S&P: Liberty Series 2016-1 SME Assigned Ratings
The ratings reflect:Our view of the credit risk of the underlying collateral portfolio, including the fact that this is a closed portfolio, which means no further loans will be assigned to the trust after the closing date. Our view that the credit support is sufficient to withstand the stresses we apply. This credit support comprises note subordination for each class of rated note. Our expectation that the various mechanisms to support liquidity within the transaction, including an amortizing liquidity facility equal to 3.0% of the outstanding balance of the notes, and principal draws, are sufficient under our stress assumptions to ensure timely payment of interest. The A$2,650,000 guarantee fee reserve account funded at close by Liberty and topped up with excess spread to the extent drawn. The reserve account may be utilized as liquidity support for required payments or to meet current loan losses. The extraordinary expense reserve of A$250,000, funded from day one by Liberty, available to meet extraordinary expenses. The reserve will be topped up via excess spread if drawn. The interest-rate swap agreement with Westpac Banking Corp. to hedge any receipts from fixed-rate mortgage loans against the floating-rate obligations of the issuer trust.

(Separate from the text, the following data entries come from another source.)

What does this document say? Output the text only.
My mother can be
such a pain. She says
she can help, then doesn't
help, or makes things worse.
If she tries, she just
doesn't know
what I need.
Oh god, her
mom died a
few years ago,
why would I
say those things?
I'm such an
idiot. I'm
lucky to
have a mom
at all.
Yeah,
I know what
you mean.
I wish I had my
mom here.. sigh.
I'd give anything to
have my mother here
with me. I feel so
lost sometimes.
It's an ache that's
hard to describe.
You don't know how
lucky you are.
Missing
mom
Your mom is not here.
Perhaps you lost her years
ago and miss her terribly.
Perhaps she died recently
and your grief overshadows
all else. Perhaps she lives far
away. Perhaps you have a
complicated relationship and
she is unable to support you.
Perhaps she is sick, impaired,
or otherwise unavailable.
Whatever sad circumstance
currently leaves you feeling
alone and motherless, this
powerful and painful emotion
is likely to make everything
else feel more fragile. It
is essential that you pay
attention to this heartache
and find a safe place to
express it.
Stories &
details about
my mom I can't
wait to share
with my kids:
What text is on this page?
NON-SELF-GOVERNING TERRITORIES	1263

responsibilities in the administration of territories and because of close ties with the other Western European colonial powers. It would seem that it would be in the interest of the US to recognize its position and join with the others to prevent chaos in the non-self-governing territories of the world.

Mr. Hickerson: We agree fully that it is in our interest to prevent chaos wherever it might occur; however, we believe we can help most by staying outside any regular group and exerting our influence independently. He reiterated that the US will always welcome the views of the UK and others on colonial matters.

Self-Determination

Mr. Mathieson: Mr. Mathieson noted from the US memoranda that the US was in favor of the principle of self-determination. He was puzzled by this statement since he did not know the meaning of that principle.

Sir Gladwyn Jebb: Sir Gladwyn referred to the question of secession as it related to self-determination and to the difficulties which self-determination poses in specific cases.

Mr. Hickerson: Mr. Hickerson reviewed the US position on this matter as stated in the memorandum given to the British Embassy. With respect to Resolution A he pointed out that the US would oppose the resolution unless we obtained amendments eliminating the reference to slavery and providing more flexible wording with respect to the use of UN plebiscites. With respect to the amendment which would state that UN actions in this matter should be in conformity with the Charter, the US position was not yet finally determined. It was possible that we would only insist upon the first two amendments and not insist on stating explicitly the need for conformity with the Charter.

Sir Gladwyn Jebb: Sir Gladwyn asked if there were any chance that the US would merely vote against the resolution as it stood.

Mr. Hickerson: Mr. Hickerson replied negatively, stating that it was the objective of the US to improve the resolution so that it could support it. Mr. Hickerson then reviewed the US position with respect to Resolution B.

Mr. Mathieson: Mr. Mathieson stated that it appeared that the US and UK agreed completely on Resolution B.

A copy of S&P Global Ratings' complete report for Liberty Series 2016-1 SME can be found on RatingsDirect, S&P Global Ratings' web-based credit analysis system, at http://www. globalcreditportal. com.
The issuer has not informed Standard & Poor's (Australia) Pty Limited whether the issuer is publically disclosing all relevant information about the structured finance instruments the subject of this press release or whether relevant information remains non-public.